Open your heart. I’ve been grinding my teeth a lot lately about this whole Ten Commandments debate and the entire church and state issue. I stayed up past 2 a.m. on Friday relishing a debate with a friend on the subject. The sermon this morning focused on opening your heart and getting past the tradition and selfishness of seeing things your way.
Initially I took much of the sermon to be backing me up. I feel like I’ve done that a lot lately, heard what I wanted to hear in a sermon. That’s a dangerous way to approach God. And while much of the sermon did seem to back up my point (especially the text, Mark 7:1-23 where Jesus rips into the Pharisees for honoring human tradition over God’s law: “This people honors me with their lips, but their hearts are far from me,” [Mark 7:6, NRSV]), I may have missed something.

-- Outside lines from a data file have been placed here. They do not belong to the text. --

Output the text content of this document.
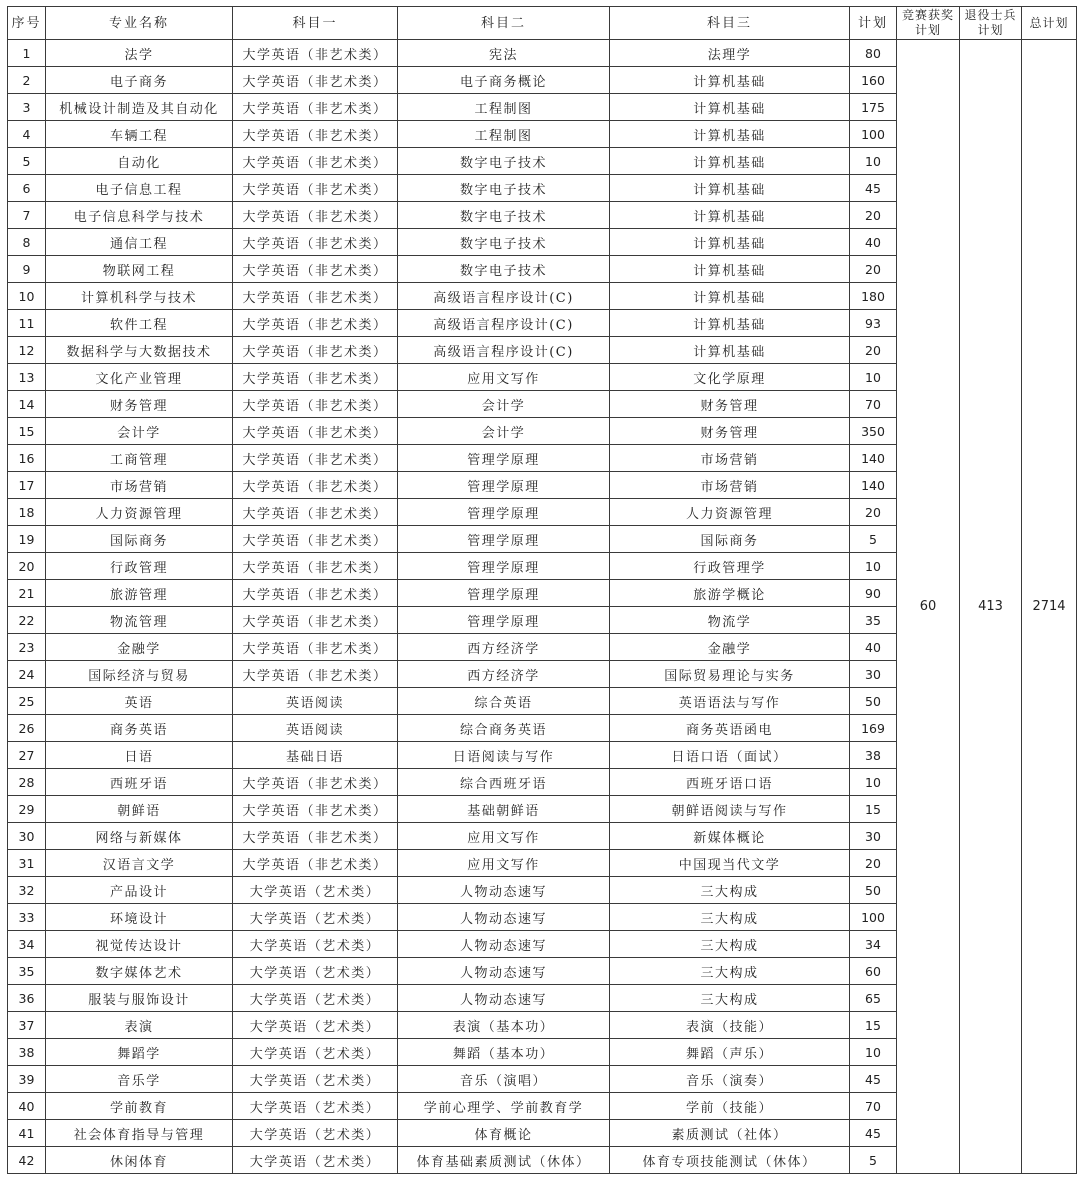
序号	专业名称	科目一	科目二	科目三	计划	竞赛获奖计划	退役士兵计划	总计划
1	法学	大学英语（非艺术类）	宪法	法理学	80	60	413	2714
2	电子商务	大学英语（非艺术类）	电子商务概论	计算机基础	160			
3	机械设计制造及其自动化	大学英语（非艺术类）	工程制图	计算机基础	175			
4	车辆工程	大学英语（非艺术类）	工程制图	计算机基础	100			
5	自动化	大学英语（非艺术类）	数字电子技术	计算机基础	10			
6	电子信息工程	大学英语（非艺术类）	数字电子技术	计算机基础	45			
7	电子信息科学与技术	大学英语（非艺术类）	数字电子技术	计算机基础	20			
8	通信工程	大学英语（非艺术类）	数字电子技术	计算机基础	40			
9	物联网工程	大学英语（非艺术类）	数字电子技术	计算机基础	20			
10	计算机科学与技术	大学英语（非艺术类）	高级语言程序设计(C)	计算机基础	180			
11	软件工程	大学英语（非艺术类）	高级语言程序设计(C)	计算机基础	93			
12	数据科学与大数据技术	大学英语（非艺术类）	高级语言程序设计(C)	计算机基础	20			
13	文化产业管理	大学英语（非艺术类）	应用文写作	文化学原理	10			
14	财务管理	大学英语（非艺术类）	会计学	财务管理	70			
15	会计学	大学英语（非艺术类）	会计学	财务管理	350			
16	工商管理	大学英语（非艺术类）	管理学原理	市场营销	140			
17	市场营销	大学英语（非艺术类）	管理学原理	市场营销	140			
18	人力资源管理	大学英语（非艺术类）	管理学原理	人力资源管理	20			
19	国际商务	大学英语（非艺术类）	管理学原理	国际商务	5			
20	行政管理	大学英语（非艺术类）	管理学原理	行政管理学	10			
21	旅游管理	大学英语（非艺术类）	管理学原理	旅游学概论	90			
22	物流管理	大学英语（非艺术类）	管理学原理	物流学	35			
23	金融学	大学英语（非艺术类）	西方经济学	金融学	40			
24	国际经济与贸易	大学英语（非艺术类）	西方经济学	国际贸易理论与实务	30			
25	英语	英语阅读	综合英语	英语语法与写作	50			
26	商务英语	英语阅读	综合商务英语	商务英语函电	169			
27	日语	基础日语	日语阅读与写作	日语口语（面试）	38			
28	西班牙语	大学英语（非艺术类）	综合西班牙语	西班牙语口语	10			
29	朝鲜语	大学英语（非艺术类）	基础朝鲜语	朝鲜语阅读与写作	15			
30	网络与新媒体	大学英语（非艺术类）	应用文写作	新媒体概论	30			
31	汉语言文学	大学英语（非艺术类）	应用文写作	中国现当代文学	20			
32	产品设计	大学英语（艺术类）	人物动态速写	三大构成	50			
33	环境设计	大学英语（艺术类）	人物动态速写	三大构成	100			
34	视觉传达设计	大学英语（艺术类）	人物动态速写	三大构成	34			
35	数字媒体艺术	大学英语（艺术类）	人物动态速写	三大构成	60			
36	服装与服饰设计	大学英语（艺术类）	人物动态速写	三大构成	65			
37	表演	大学英语（艺术类）	表演（基本功）	表演（技能）	15			
38	舞蹈学	大学英语（艺术类）	舞蹈（基本功）	舞蹈（声乐）	10			
39	音乐学	大学英语（艺术类）	音乐（演唱）	音乐（演奏）	45			
40	学前教育	大学英语（艺术类）	学前心理学、学前教育学	学前（技能）	70			
41	社会体育指导与管理	大学英语（艺术类）	体育概论	素质测试（社体）	45			
42	休闲体育	大学英语（艺术类）	体育基础素质测试（休体）	体育专项技能测试（休体）	5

The focus of the sermon was how our Associate Priest had been so worked up over unfair dealings at his other job that it was causing him stress-related health problems. When he simply let things go, he found that it wasn’t that bad. The lesson here is that I probably need to calm down a bit. It’s not that I’m having stress-related health problems, but I am so eager to dive into this issue that it’s a bit fanatical. It’s an important issue and worth debating, but not to the point that I should relish finding faults I can jump on. Now I’m reminded of the sermon I heard two weeks ago, which extolled the virtues of unity, despite how intensely we may disagree. Focus on the Family may have blacklisted me, and we may completely disagree on a number of issues, but God still calls us to unity. I’m being just as much the Pharisee, if not more so, when I point out and triumph over the flaws of others.